Genotype-phenotype associations
Taking advantage from the genetic data available for A. thaliana, we estimated the narrow sense heritability (h2) of the traits, i.e. the phenotypic variance due to the additive effect of the alleles. We used the Bayesian sparse linear mixed model using a Markov chain Monte Carlo method performed by the GEMMA software (Zhou et al., 2013). The model takes the genetic structure into account by computing the relatedness matrix of the genotypes. The model compute the overall additive effect of all the single nucleotide polymorphisms (SNPs) on the phenotype. To look for specific association between particular SNPs and the phenotype, and detect candidate genes, we performed genome wide association studies (GWAs) for both VD and LA. We used a linear mixed model performed with GEMMA (Zhou & Stephens, 2012) that Chapitre 2 – Material and Methods 66 controls for the genetic structure of the dataset by using the genetic relatedness matrix. In this case, we calculated the relatedness matrix using the -gk GEMMA function. We ensured that the tests were not liberal looking at the histograms of significance values (François et al., 2016) and calculated q-values (corrected p-values for the false discovery rates) using the Bioconductor’s q value R package when required (Storey, 2002). Using a Bonferroni significance threshold, we spotted sequences significantly associated with the phenotype (quantitative trait loci, QTL).
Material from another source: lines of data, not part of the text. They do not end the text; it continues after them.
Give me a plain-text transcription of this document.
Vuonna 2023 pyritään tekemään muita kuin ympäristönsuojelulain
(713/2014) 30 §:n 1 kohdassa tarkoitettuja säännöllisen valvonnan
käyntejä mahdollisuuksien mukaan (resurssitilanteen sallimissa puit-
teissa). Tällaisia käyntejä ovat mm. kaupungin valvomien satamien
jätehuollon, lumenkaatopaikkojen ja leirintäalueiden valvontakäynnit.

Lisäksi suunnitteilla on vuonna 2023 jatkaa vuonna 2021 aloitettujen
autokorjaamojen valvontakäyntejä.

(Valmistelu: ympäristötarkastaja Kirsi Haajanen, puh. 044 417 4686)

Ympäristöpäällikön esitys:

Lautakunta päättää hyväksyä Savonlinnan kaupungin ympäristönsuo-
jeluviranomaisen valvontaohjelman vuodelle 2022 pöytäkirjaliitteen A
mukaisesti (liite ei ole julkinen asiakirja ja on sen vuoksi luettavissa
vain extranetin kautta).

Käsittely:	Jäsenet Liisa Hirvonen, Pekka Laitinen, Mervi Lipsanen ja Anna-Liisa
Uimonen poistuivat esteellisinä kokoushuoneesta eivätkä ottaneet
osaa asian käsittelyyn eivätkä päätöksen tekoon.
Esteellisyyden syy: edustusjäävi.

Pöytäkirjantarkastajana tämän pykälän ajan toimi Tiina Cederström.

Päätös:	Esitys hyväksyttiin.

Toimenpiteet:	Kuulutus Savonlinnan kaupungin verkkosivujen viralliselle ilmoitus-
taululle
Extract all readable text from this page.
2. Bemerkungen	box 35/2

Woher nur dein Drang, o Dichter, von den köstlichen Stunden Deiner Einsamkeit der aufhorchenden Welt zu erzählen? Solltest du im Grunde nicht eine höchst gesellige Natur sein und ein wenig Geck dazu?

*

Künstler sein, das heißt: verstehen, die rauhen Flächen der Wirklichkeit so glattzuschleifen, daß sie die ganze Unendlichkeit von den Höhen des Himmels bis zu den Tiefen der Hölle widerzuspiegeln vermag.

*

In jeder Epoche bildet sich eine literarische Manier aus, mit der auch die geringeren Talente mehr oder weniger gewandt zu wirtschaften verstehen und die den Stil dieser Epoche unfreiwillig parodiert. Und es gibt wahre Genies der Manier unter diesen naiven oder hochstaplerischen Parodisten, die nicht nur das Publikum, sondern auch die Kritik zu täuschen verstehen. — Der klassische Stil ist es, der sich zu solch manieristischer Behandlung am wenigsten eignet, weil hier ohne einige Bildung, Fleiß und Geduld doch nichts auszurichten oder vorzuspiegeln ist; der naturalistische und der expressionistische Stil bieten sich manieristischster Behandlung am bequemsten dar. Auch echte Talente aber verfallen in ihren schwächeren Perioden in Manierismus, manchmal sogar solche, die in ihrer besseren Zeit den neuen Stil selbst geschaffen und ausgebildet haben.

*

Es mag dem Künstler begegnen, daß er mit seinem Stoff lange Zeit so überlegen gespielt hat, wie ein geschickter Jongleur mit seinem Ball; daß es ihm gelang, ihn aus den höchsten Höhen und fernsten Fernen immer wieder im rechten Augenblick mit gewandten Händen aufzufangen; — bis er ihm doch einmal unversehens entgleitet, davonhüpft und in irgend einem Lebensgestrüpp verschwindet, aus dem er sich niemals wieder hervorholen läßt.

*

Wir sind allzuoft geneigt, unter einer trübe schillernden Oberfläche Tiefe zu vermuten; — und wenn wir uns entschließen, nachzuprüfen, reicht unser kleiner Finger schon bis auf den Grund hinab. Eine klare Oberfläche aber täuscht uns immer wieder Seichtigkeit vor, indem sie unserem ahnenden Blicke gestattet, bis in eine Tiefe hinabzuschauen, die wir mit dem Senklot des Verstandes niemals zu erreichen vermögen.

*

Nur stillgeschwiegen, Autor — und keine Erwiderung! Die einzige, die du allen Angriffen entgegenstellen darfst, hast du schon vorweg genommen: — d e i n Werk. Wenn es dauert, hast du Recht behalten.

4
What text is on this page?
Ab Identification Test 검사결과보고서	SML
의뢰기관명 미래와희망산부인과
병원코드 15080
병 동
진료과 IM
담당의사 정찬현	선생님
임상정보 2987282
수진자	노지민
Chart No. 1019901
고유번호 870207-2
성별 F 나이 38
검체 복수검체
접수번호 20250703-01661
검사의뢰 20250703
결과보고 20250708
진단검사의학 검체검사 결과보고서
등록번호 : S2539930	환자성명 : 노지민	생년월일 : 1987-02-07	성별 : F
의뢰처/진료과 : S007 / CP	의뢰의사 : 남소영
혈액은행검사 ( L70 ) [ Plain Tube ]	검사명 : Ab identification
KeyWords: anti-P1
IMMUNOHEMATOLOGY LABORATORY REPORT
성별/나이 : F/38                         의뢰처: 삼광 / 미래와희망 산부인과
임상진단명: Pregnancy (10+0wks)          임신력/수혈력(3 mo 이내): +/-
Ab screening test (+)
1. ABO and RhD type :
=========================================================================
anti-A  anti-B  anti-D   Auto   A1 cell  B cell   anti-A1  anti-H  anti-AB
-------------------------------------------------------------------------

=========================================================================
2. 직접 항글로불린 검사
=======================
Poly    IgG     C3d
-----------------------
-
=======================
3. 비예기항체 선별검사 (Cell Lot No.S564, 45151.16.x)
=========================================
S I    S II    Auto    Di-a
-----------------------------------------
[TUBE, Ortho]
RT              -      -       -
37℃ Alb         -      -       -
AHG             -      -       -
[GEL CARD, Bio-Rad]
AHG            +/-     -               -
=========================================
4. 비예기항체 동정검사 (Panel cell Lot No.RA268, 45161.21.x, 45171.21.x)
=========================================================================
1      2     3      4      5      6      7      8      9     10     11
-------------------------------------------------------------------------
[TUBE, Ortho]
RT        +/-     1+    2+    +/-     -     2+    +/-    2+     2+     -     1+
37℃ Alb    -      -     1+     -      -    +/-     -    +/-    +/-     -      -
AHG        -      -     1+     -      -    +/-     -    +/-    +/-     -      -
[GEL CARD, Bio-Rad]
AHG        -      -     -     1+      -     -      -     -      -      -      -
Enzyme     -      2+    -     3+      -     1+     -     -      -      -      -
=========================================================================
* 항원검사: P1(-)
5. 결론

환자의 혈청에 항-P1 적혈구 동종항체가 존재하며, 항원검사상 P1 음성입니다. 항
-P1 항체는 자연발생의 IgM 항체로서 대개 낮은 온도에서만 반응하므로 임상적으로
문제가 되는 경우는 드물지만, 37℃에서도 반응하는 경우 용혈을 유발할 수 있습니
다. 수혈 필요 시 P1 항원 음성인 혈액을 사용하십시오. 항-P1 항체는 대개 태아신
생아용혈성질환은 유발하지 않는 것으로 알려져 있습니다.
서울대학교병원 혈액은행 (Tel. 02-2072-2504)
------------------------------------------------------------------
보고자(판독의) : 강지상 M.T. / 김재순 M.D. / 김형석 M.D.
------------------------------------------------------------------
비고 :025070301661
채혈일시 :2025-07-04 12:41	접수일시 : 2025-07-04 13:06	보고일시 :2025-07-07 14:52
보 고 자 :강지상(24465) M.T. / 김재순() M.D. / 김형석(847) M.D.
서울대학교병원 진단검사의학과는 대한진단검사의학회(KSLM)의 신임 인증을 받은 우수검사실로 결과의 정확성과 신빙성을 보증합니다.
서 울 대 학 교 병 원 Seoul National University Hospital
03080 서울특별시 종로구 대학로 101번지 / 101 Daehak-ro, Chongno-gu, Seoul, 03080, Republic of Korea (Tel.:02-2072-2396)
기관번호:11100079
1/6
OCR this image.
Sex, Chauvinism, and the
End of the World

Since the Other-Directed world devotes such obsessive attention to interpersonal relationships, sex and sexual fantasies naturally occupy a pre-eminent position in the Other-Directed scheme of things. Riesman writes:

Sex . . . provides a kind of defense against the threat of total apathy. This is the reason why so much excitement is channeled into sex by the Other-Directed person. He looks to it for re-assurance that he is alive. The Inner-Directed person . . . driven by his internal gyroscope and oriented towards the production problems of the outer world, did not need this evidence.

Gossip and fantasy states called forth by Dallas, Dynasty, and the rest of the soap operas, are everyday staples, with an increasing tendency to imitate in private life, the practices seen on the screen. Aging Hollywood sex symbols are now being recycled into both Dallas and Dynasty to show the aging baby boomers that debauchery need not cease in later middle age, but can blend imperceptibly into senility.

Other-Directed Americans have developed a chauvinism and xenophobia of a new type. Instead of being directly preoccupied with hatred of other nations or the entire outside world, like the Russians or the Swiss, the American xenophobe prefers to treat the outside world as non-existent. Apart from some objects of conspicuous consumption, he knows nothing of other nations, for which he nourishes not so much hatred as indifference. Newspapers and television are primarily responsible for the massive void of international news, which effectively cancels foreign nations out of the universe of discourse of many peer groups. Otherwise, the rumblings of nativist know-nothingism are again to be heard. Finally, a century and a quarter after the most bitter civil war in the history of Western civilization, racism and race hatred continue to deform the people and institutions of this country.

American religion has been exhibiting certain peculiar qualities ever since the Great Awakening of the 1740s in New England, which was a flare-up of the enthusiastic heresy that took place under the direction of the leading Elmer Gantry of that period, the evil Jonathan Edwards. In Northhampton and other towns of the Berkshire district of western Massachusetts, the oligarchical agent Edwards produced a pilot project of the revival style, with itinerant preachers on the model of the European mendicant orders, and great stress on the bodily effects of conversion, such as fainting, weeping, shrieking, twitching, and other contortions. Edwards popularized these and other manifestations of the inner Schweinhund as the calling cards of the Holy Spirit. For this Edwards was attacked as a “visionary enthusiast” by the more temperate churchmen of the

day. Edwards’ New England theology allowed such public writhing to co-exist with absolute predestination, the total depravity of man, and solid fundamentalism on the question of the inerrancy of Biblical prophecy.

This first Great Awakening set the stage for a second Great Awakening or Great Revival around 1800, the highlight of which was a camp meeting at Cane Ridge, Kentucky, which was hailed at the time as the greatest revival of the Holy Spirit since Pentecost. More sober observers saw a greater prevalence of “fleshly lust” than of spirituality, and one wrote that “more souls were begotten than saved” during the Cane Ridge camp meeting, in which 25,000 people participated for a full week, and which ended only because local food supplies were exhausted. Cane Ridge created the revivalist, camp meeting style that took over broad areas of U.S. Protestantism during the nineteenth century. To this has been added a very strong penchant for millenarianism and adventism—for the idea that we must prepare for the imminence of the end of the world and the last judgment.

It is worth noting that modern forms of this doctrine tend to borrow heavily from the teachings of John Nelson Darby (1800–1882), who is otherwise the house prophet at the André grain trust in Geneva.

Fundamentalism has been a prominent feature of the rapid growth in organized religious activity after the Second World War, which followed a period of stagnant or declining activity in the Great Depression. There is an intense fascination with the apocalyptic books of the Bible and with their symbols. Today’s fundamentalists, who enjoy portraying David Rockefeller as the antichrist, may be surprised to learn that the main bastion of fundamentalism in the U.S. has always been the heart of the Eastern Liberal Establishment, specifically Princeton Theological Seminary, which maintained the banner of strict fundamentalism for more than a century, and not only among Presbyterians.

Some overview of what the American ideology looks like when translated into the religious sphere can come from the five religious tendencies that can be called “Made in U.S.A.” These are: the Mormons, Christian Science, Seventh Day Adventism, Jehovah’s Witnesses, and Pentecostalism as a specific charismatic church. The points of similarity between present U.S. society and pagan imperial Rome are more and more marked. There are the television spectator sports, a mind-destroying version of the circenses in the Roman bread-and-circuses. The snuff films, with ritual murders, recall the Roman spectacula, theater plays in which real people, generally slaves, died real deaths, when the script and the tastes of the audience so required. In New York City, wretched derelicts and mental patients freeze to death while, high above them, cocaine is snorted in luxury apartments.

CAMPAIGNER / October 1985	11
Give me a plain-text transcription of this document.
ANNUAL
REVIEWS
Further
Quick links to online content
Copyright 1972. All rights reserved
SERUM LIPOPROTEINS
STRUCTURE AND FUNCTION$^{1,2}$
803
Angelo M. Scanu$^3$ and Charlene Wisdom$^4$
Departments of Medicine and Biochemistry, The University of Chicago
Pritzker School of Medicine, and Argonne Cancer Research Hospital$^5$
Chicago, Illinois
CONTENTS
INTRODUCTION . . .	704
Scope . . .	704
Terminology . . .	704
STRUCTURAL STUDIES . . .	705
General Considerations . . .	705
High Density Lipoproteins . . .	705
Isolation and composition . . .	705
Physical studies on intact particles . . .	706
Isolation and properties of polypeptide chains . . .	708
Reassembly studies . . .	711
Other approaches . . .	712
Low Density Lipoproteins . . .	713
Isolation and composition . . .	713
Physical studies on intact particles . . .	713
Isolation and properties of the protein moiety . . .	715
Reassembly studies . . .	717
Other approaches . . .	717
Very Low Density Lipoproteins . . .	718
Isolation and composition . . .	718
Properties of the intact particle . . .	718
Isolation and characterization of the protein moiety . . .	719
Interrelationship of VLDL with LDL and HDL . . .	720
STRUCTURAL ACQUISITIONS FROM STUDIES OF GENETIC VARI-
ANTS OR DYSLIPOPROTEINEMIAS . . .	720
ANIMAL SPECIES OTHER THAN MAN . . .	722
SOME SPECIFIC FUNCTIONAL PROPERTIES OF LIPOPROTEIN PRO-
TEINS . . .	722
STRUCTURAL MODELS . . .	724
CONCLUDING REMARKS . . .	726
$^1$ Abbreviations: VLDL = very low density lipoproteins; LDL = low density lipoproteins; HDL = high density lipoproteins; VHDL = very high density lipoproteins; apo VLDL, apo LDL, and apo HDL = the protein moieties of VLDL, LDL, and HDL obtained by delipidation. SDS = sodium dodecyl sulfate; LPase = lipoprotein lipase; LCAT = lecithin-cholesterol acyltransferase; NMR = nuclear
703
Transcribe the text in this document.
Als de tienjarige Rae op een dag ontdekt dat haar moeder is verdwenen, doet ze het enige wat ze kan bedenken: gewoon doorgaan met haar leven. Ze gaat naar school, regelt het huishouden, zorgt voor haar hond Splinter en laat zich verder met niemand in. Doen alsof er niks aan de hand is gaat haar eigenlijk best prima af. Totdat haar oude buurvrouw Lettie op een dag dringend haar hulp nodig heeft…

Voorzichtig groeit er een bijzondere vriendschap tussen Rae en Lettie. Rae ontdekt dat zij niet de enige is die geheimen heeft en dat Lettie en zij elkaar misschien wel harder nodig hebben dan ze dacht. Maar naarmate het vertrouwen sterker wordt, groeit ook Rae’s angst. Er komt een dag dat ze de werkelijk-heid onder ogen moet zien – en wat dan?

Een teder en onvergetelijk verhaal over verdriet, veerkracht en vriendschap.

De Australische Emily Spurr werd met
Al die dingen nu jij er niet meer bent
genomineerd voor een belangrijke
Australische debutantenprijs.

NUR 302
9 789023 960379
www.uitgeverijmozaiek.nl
To account for the effect of linkage disequilibrium, we extended the targeted sequences by 10 Kb upstream and downstream significant sequences (Kim et al., 2007). Using the Arabidopsis Information Resource database (www.arabidopsis.org), we extracted the list and functions of genes carried by these QTL. The final filter consisted in considering the relevance of the gene functions for the studied phenotype.
Selection cues
We scanned the genome for selection cues using the PCAdapt R package (Luu et al., 2017). The algorithm assesses the importance of each SNP on the genetic structure of the dataset. It postulates that SNPs under selection contribute more to the population structure than expected by neutral processes, such as genetic drift. The method uses a multivariate analysis that is well suited to study the large regional continuous populations of A. thaliana (Horton et al., 2012). It identifies the principal components (PC) of genetic variation, i.e. the genetic structure, and measures the contribution of each SNPs on their construction. The contributions of the SNPs are processed as p-values and filtered for false discovery rates. Using this method, we conducted an analysis with a genotype set independent from the GWAS’ genotype sets that are limited by the available phenotypic data. We started with the full set of 1135 genotype sequences available on the 1001 genomes project website (1001genomes.org) containing 12,883,854 variant loci. The distribution of P-values computed by PCAdapt from this dataset did not show the expected uniform distribution due to correlations between genotypes and between SNPs. We reduced the dataset until the uniform distribution assumption was correct (François et al., 2016). We pruned the data by keeping only the Single Nucleotide Polymorphisms, and loci and genotypes having less than 10% of missing data, which resulted in a 1,032 genotypes by 6,385,774 SNPs dataset. We then filtered the genotypes by the genetic distance using a 0.075 correlation coefficient limit. Final data contained 222 genotypes and 6,385,774 SNPs. As for GWAs, the p-values produced by PCAdapt were controlled for false discovery rates using the Bioconductor’s q value R package and the subsequent q-values were used to scan for adaptive peaks using a Bonferroni threshold.